Recapitulando. O DM-JP, por orientação da presidência e do responsável pelo GTE construiu uma candidatura própria do PT à prefeitura. Por unanimidade foi definido nome de Anísio Maia, com o PCdoB de vice. Em 15 de setembro em reunião do DN-PT foi colocada a discussão da necessidade de buscar um acordo com o PSB que, naquele momento, apresentava o nome de uma deputada estadual como candidata à prefeitura. A discussão construiu um acordo: propor ao PT-JP buscar construir uma aliança com o PSB oferecendo a vice. No próprio dia 15 houve uma reunião das Executivas Nacional e Municipal e a proposta foi acatada. No dia seguinte houve uma reviravolta. Ricardo Coutinho (ex-governador da PB) apresentou-se, a poucas horas da instalação da convenção do PT local, como candidato do PSB a prefeito. A maioria do DN-PT (votação por zap) decidiu que o PT deveria retirar a candidatura e apoiar Coutinho. A convenção do PT-JP reafirmou a candidatura própria.

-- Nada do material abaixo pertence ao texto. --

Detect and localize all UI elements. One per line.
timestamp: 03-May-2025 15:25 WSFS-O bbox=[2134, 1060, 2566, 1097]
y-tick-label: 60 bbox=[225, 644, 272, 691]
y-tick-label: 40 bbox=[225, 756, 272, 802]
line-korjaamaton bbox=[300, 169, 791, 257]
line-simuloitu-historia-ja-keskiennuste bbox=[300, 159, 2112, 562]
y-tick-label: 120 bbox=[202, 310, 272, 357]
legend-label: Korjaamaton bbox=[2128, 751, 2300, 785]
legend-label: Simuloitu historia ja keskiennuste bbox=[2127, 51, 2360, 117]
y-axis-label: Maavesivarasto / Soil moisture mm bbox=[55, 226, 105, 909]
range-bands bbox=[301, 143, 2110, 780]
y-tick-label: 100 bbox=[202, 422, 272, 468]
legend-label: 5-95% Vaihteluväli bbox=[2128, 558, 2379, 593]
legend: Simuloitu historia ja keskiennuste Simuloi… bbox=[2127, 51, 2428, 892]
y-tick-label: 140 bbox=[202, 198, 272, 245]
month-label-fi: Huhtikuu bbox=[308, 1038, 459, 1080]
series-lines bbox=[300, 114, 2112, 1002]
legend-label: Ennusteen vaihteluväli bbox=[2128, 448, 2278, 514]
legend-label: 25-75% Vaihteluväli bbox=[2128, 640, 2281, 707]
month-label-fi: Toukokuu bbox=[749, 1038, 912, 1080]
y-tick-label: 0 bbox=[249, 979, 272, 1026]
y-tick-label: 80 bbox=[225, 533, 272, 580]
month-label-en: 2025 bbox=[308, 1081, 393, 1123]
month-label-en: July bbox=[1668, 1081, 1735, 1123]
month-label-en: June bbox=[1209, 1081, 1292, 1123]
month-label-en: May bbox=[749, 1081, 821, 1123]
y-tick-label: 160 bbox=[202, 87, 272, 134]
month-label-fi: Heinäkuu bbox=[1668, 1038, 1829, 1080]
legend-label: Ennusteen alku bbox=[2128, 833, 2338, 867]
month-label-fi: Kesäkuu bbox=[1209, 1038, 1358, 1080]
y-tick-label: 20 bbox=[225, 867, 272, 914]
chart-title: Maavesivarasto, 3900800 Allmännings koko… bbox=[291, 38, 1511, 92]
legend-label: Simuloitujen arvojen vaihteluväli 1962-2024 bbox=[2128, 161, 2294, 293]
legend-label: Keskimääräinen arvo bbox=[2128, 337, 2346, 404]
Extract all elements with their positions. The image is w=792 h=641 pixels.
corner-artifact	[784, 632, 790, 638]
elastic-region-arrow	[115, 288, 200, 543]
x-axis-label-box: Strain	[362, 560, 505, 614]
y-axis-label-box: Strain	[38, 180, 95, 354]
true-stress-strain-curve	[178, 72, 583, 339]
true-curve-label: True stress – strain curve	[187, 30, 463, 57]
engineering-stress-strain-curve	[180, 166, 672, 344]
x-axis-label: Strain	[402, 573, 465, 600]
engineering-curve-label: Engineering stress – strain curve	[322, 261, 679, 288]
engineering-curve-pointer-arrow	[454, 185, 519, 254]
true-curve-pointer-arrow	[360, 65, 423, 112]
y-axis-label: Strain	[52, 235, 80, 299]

É fato que Ricardo Coutinho representa os setores populares, no caso do PSB, mencionados na resolução de aliança do 7º Congresso. No governo, foi contra o impeachment de Dilma, defendeu Lula indo visita-lo na cadeia. Na perseguição judicial (Operação Calvário) que é vítima, Coutinho conta com o apoio do PT. Apoiá-lo como candidato a prefeito era admissível. Mas não como foi feito. Na undécima hora e depois da construção feita, por orientação da nacional, da candidatura própria!

O atropelo abriu a crise
A Executiva Municipal de João Pessoa, erradamente decidiu judicializar o caso e a Justiça Eleitoral decidiu pela habilitação da candidatura do PT. Agora está posto para o DN-PT discutir a intervenção no PT-JP, proposta pela maioria da Executiva, com a abstenção do Diálogo e Ação Petista.

Como diz Fernando Cunha, do DAP local e dirigente do PT, que foi voto solitário na Executiva Municipal contra levar o caso à Justiça: “o estrago está feito. Foi errado judicializar, mas o atropelo da nacional é que abriu a crise”.